Also, the HN comments often load much faster than the page itself (full of
crazy JavaScript, CSS, ads, useless graphics, etc).

------
b0rsuk
The people who need it the most won't use it. But you are onto something.

The next step: Get in touch with Google so that it's included into official
Chrome in some way. It doesn't have to be installed by default - just a one
time pop-up when a user first visits Hacker News. An offer to install it.

The next step +1: Encourage people to expand the extension to other sites.
Write it in a modular way, write documentation.

------
bbarn
One thing though, if the site's unreachable, often in the comments there's a
mirror or a summary. If you can't turn the a into a:visited, you'd never get
the link to show up if the site gets overloaded by the HN effect.

------
Aldo_MX
I don't have a preference about which one to read first, for ex. with articles
like "I stopped using X and why you should stop too", I find more value in
reading the comments first, because usually the top comment will be a counter-
argument more worthy than the original article.
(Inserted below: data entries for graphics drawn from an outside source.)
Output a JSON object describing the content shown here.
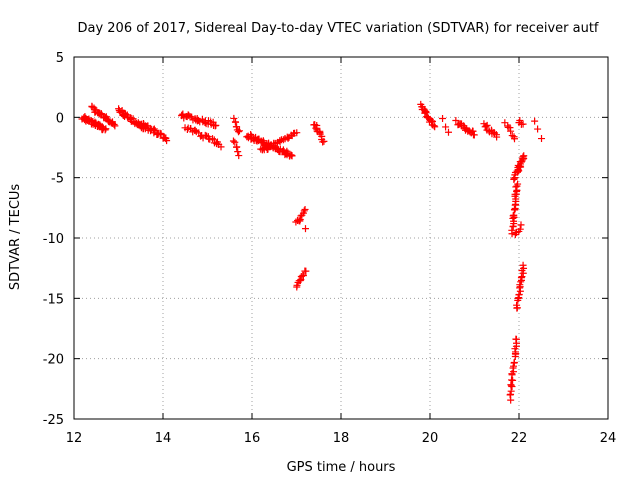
{
  "chart_data": {
    "type": "scatter",
    "title": "Day 206 of 2017, Sidereal Day-to-day VTEC variation (SDTVAR) for receiver autf",
    "xlabel": "GPS time / hours",
    "ylabel": "SDTVAR / TECUs",
    "xlim": [
      12,
      24
    ],
    "ylim": [
      -25,
      5
    ],
    "xticks": [
      12,
      14,
      16,
      18,
      20,
      22,
      24
    ],
    "yticks": [
      5,
      0,
      -5,
      -10,
      -15,
      -20,
      -25
    ],
    "grid": true,
    "marker": "plus",
    "series": [
      {
        "name": "SDTVAR",
        "color": "#ff0000",
        "segments": [
          {
            "x0": 12.2,
            "x1": 12.7,
            "y0": 0.0,
            "y1": -1.0,
            "n": 40
          },
          {
            "x0": 12.4,
            "x1": 12.9,
            "y0": 0.8,
            "y1": -0.6,
            "n": 30
          },
          {
            "x0": 13.0,
            "x1": 13.6,
            "y0": 0.6,
            "y1": -1.0,
            "n": 40
          },
          {
            "x0": 13.5,
            "x1": 14.1,
            "y0": -0.5,
            "y1": -1.8,
            "n": 30
          },
          {
            "x0": 14.4,
            "x1": 15.2,
            "y0": 0.2,
            "y1": -0.6,
            "n": 30
          },
          {
            "x0": 14.5,
            "x1": 15.3,
            "y0": -0.8,
            "y1": -2.3,
            "n": 25
          },
          {
            "x0": 15.6,
            "x1": 15.7,
            "y0": -0.2,
            "y1": -1.2,
            "n": 8
          },
          {
            "x0": 15.6,
            "x1": 15.7,
            "y0": -2.0,
            "y1": -3.0,
            "n": 6
          },
          {
            "x0": 15.9,
            "x1": 16.9,
            "y0": -1.5,
            "y1": -3.2,
            "n": 60
          },
          {
            "x0": 16.2,
            "x1": 17.0,
            "y0": -2.8,
            "y1": -1.4,
            "n": 30
          },
          {
            "x0": 17.4,
            "x1": 17.6,
            "y0": -0.5,
            "y1": -2.0,
            "n": 14
          },
          {
            "x0": 17.0,
            "x1": 17.2,
            "y0": -8.8,
            "y1": -7.8,
            "n": 10
          },
          {
            "x0": 17.2,
            "x1": 17.25,
            "y0": -9.4,
            "y1": -9.4,
            "n": 1
          },
          {
            "x0": 17.0,
            "x1": 17.2,
            "y0": -14.0,
            "y1": -12.8,
            "n": 12
          },
          {
            "x0": 19.8,
            "x1": 20.1,
            "y0": 1.0,
            "y1": -0.8,
            "n": 20
          },
          {
            "x0": 20.3,
            "x1": 20.4,
            "y0": 0.0,
            "y1": -1.3,
            "n": 3
          },
          {
            "x0": 20.6,
            "x1": 21.0,
            "y0": -0.4,
            "y1": -1.4,
            "n": 20
          },
          {
            "x0": 21.2,
            "x1": 21.5,
            "y0": -0.6,
            "y1": -1.6,
            "n": 14
          },
          {
            "x0": 21.7,
            "x1": 21.9,
            "y0": -0.4,
            "y1": -1.8,
            "n": 8
          },
          {
            "x0": 22.0,
            "x1": 22.1,
            "y0": -0.3,
            "y1": -0.6,
            "n": 4
          },
          {
            "x0": 22.35,
            "x1": 22.5,
            "y0": -0.3,
            "y1": -1.6,
            "n": 3
          },
          {
            "x0": 21.9,
            "x1": 22.1,
            "y0": -5.0,
            "y1": -3.2,
            "n": 25
          },
          {
            "x0": 21.85,
            "x1": 21.95,
            "y0": -9.5,
            "y1": -5.5,
            "n": 25
          },
          {
            "x0": 21.9,
            "x1": 22.05,
            "y0": -9.8,
            "y1": -9.0,
            "n": 6
          },
          {
            "x0": 21.95,
            "x1": 22.1,
            "y0": -15.8,
            "y1": -12.4,
            "n": 20
          },
          {
            "x0": 21.8,
            "x1": 21.95,
            "y0": -23.3,
            "y1": -18.3,
            "n": 25
          }
        ]
      }
    ]
  }
}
But with articles that teaches something new to me, for ex. "Scaling X to a
million users", I prefer to read the article first.

------
markbao
This is almost ironic, since the people who install this are the ones who are
conscientious enough to need it the least.

------
kyberias
I very much prefer to first read the comments because it gives me quality data
to determine whether the article is worth a read or not.

------
bigbij
I'm looking for a tool to sort and show comments according to time. Specially
for Ask HN and Show HN.

------
billforsternz
I would prefer an extension that stopped me reading the article until I had
read the comments.